La vieille servante entr’ouvrit la porte vitrée et lui dit d’un ton bourru :

— Puisque vous ne vous promenez pas, venez çà, que je vous habille. C’est aujourd’hui dimanche, il faut aller à la messe.

— Je vais sortir ! je vais sortir dans la rue ! s’écria Félise le cœur palpitant de surprise et de joie ; Jésus ! je n’y songeais pas, j’avais oublié qu’il n’y a point ici de porte de clôture !
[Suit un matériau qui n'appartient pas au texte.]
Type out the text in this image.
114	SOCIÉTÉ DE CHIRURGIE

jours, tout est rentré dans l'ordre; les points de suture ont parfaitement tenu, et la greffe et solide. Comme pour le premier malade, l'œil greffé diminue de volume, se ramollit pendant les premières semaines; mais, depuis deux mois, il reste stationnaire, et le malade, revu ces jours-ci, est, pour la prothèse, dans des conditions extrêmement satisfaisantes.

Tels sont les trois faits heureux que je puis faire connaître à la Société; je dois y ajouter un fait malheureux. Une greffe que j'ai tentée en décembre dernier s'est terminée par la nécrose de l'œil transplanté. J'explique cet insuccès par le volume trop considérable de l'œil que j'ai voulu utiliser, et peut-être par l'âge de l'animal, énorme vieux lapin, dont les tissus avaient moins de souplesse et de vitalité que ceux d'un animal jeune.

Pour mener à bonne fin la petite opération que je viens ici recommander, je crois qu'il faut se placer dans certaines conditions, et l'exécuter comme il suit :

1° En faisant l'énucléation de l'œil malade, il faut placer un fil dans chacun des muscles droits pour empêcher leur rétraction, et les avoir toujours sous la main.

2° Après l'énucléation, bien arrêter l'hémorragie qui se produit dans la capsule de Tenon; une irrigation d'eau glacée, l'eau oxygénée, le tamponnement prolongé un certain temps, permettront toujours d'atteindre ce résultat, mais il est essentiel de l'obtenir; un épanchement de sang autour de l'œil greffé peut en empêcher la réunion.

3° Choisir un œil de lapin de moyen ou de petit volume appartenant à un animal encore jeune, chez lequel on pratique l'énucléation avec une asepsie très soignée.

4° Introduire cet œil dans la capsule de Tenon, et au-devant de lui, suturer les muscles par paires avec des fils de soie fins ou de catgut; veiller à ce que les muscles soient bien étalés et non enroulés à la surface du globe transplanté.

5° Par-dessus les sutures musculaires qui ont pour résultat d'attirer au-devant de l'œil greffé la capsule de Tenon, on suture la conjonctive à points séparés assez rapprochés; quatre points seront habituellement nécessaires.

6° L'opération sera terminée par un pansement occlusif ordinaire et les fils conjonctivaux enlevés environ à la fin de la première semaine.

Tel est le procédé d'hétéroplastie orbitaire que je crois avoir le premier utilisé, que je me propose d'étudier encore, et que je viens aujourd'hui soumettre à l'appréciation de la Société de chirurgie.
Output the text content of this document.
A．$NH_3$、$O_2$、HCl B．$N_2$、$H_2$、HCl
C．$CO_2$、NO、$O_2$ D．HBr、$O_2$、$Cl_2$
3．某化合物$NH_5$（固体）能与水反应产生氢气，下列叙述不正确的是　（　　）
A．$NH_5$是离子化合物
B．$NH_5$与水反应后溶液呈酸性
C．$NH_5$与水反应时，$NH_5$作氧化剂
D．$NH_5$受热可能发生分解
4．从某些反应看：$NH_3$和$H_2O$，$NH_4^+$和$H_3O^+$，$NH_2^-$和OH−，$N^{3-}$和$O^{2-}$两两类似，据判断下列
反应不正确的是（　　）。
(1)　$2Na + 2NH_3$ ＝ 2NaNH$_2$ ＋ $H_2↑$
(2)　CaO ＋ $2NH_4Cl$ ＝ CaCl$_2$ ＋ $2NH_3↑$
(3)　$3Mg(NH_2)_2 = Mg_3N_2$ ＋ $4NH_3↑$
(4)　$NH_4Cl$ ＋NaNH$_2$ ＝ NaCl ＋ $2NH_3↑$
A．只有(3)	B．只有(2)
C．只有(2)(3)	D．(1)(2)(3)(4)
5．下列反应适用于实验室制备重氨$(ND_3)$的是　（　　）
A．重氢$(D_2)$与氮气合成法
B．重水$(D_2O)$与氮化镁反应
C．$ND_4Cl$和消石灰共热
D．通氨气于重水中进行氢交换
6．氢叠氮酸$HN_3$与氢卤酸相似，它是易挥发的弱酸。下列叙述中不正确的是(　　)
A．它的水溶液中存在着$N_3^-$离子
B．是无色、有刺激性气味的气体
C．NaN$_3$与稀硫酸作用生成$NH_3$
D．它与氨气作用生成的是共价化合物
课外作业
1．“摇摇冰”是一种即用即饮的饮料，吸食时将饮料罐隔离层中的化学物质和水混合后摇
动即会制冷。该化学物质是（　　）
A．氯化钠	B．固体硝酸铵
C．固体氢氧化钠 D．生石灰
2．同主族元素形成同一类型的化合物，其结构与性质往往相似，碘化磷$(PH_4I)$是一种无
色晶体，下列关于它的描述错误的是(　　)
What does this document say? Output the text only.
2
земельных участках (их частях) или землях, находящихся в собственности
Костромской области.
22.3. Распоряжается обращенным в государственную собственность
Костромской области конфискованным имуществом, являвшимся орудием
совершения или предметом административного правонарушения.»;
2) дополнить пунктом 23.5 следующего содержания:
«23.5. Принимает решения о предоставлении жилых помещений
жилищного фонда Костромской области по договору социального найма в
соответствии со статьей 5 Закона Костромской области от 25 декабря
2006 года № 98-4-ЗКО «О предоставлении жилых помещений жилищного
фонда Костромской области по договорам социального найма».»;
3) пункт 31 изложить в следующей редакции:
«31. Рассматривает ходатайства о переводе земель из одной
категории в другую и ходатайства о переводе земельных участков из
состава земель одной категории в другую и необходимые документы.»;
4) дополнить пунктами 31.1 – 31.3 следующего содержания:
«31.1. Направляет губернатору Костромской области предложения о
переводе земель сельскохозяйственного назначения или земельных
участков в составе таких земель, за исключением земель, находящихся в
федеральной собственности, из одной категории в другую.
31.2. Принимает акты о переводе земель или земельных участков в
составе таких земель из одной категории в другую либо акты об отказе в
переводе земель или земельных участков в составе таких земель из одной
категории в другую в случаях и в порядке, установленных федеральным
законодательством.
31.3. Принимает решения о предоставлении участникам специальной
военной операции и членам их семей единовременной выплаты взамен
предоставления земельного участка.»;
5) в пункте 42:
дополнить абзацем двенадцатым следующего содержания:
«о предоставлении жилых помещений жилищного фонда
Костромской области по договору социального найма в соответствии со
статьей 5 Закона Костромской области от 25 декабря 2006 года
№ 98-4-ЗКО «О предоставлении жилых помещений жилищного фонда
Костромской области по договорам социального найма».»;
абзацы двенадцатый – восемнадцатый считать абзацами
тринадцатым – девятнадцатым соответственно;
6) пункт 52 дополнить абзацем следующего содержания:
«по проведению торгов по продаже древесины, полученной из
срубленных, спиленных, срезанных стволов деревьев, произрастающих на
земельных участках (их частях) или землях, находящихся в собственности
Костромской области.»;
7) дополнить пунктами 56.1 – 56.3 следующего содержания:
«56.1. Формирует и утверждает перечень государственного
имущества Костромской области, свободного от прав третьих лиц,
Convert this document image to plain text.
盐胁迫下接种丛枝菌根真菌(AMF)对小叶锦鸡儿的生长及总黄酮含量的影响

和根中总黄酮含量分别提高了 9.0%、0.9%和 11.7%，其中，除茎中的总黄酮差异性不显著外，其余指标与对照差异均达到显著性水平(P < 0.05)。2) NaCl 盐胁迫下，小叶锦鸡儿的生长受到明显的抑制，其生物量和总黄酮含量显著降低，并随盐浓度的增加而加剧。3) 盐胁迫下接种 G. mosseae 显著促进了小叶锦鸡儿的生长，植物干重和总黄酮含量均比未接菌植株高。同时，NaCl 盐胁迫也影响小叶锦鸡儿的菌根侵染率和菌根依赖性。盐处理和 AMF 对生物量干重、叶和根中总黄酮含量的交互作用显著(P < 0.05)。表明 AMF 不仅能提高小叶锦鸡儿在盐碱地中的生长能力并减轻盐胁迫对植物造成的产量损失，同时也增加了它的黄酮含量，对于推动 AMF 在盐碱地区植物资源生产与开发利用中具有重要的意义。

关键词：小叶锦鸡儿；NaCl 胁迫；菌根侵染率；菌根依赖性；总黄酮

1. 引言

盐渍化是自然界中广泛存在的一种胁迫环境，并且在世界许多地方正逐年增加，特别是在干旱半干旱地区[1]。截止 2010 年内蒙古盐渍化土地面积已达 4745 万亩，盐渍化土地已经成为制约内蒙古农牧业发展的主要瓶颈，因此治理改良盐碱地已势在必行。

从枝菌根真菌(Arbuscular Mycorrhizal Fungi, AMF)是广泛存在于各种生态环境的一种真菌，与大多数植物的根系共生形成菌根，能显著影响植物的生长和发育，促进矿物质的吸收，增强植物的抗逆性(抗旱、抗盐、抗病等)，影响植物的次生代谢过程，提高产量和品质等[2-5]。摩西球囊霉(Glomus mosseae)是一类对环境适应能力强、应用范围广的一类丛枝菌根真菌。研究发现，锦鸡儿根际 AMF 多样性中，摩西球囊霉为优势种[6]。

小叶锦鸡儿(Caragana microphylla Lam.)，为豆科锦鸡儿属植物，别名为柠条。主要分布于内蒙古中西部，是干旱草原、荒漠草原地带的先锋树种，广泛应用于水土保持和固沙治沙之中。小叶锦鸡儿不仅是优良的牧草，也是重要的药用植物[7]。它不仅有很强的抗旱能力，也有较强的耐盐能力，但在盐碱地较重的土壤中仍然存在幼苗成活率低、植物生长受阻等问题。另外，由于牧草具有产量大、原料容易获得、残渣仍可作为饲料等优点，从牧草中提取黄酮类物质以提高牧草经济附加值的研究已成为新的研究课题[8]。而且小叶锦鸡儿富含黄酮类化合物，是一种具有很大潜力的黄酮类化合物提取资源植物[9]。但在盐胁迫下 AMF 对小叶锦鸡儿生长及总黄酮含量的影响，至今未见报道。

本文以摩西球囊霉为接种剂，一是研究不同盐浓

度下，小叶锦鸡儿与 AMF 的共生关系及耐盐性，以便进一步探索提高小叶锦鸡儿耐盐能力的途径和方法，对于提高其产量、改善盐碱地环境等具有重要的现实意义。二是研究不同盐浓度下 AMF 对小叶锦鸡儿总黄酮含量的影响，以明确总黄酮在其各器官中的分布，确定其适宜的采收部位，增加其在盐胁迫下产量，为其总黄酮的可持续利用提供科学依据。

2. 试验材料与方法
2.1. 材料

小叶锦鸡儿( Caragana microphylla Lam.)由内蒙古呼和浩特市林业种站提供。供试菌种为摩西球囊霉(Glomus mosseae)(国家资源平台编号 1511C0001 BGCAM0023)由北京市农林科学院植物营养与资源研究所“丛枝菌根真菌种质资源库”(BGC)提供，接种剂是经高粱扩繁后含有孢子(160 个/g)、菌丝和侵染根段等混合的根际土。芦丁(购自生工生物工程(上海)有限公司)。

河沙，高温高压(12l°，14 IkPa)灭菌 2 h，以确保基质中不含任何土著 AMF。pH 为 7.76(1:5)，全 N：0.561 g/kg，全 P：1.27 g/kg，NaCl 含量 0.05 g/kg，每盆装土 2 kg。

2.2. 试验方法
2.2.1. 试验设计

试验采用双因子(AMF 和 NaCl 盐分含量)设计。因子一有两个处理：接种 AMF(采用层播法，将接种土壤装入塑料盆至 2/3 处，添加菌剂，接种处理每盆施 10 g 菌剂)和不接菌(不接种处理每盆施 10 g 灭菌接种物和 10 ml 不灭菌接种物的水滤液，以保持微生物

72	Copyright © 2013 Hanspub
La toilette ne fut pas longue ; Suzanne lui passa sur sa robe de pensionnaire une jupe de fleuret noir à gros plis ; elle lui mit sur les épaules une mante d’étoffe pareille et la coiffa d’un bonnet à barbes croisées sous le menton qui s’avançait comme une tuile sur les yeux et ne laissait apercevoir que le bas du visage.

Lorsque la vieille Suzanne eut attaché la dernière épingle, Félise alla vers la porte sans songer seulement à jeter un coup d’œil sur le miroir devant lequel elle s’était habillée, et dit avec une impatiente satisfaction :

— Me voilà prête, partons tout de suite. — Puis, se ravisant, elle ajouta : — Il faut attendre ma tante Philippine, peut-être ?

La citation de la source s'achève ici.